Scalable fabrication of nano/porous Fe-Si coated by 2D carbon nanosheets composite anode for high-performance lithium-ion batteries

Undoubtedly, nanosized active materials, rational porous structures, and carbon layer coatings have been proven to be the most effective solutions to address the issues of silicon-based anode materials. Herein, nano/porous Fe-Si coated with carbon nanosheets composite (PFe-Si@NCNS electrode) is synthesized originally from low-cost ferrosilicon by simple ball milling, partial etching, and carbon layer coating. In this material, the introduction of multilayer 2D carbon nanosheets can provide a reliable conductive network, accelerate lithium-ion transport, and retain the mechanical integrity of the active material structure. Additionally, the partially retained FeSi2 conductive phase can ensure fast transport of electrons and alleviate the volume expansion effect of silicon (as a buffer medium).

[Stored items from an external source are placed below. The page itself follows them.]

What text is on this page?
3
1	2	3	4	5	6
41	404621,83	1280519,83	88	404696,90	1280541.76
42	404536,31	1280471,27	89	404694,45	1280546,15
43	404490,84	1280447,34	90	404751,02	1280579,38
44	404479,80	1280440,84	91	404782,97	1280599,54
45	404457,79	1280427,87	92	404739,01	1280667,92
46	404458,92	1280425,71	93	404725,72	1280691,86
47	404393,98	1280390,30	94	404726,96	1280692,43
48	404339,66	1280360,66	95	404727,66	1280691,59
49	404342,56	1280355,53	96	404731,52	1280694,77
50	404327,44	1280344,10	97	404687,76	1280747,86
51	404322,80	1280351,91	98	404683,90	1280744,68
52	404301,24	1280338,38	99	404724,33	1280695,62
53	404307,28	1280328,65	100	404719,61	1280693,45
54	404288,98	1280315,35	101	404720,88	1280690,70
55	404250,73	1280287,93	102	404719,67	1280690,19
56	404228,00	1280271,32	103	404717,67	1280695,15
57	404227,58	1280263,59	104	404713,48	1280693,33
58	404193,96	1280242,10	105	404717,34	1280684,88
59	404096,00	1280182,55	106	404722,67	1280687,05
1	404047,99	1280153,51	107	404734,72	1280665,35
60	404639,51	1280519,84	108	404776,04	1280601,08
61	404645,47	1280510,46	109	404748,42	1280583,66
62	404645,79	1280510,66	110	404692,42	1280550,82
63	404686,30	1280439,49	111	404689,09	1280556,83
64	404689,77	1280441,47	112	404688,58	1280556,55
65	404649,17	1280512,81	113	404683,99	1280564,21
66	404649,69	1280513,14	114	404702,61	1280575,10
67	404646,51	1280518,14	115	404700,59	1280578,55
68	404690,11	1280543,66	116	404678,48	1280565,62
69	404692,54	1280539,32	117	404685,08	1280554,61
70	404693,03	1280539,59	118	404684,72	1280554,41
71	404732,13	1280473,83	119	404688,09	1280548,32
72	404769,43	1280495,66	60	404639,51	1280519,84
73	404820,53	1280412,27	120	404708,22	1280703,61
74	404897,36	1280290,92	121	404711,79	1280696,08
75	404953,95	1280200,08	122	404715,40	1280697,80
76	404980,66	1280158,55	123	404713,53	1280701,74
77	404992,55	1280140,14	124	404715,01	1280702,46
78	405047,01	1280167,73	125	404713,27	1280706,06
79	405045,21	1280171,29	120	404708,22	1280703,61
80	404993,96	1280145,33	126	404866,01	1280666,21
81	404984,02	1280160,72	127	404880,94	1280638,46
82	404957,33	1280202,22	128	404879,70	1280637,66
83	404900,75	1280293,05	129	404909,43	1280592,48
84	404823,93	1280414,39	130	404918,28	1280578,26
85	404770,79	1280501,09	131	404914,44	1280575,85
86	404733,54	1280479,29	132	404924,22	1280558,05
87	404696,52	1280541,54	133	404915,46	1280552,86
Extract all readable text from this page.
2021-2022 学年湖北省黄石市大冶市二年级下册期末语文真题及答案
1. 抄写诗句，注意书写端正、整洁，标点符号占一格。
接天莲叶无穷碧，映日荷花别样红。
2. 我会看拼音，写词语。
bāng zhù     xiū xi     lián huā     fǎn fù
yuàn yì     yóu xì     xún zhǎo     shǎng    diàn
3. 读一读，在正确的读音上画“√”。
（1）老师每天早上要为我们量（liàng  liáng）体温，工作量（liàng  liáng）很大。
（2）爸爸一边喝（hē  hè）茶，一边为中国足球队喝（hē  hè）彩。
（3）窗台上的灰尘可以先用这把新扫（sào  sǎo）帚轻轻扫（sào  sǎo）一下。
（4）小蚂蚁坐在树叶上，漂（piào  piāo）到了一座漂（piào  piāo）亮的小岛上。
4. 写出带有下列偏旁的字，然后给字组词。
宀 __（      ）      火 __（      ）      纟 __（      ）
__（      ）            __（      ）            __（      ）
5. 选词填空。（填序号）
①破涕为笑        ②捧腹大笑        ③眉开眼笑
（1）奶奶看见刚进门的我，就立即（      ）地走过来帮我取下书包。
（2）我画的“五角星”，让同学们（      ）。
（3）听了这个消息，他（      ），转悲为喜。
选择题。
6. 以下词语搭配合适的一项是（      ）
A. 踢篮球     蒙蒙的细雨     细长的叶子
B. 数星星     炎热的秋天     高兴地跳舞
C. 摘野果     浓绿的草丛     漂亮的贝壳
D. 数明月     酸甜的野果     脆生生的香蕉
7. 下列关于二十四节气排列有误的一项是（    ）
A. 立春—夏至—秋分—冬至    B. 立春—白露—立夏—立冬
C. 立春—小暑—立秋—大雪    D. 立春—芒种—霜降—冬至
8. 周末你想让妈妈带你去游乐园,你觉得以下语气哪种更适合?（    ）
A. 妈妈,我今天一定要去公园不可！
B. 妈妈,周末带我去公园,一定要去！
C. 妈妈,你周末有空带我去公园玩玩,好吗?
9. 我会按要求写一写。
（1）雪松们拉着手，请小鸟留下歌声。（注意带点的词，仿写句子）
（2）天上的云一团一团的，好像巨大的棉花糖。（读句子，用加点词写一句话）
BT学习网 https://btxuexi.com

As a result, the PFe-Si@NCNS electrode demonstrates a reversible capacity of 991.9 mAh g-1, a corresponding capacity retention rate of 92.07% at 0.5 A g−1 after 100 cycles (vs. 4th cycle; reversible capacity of 731.7 mAh g−1 after 300 cycles) and a good rate capability of 490.8 mAh g−1 at 5.0 A g−1. We expect that industrial ferrosilicon alloys as lithium storage materials provide a new idea by using a simple, convenient and scalable method to prepare silicon-based anode materials for high-performance lithium-ion batteries.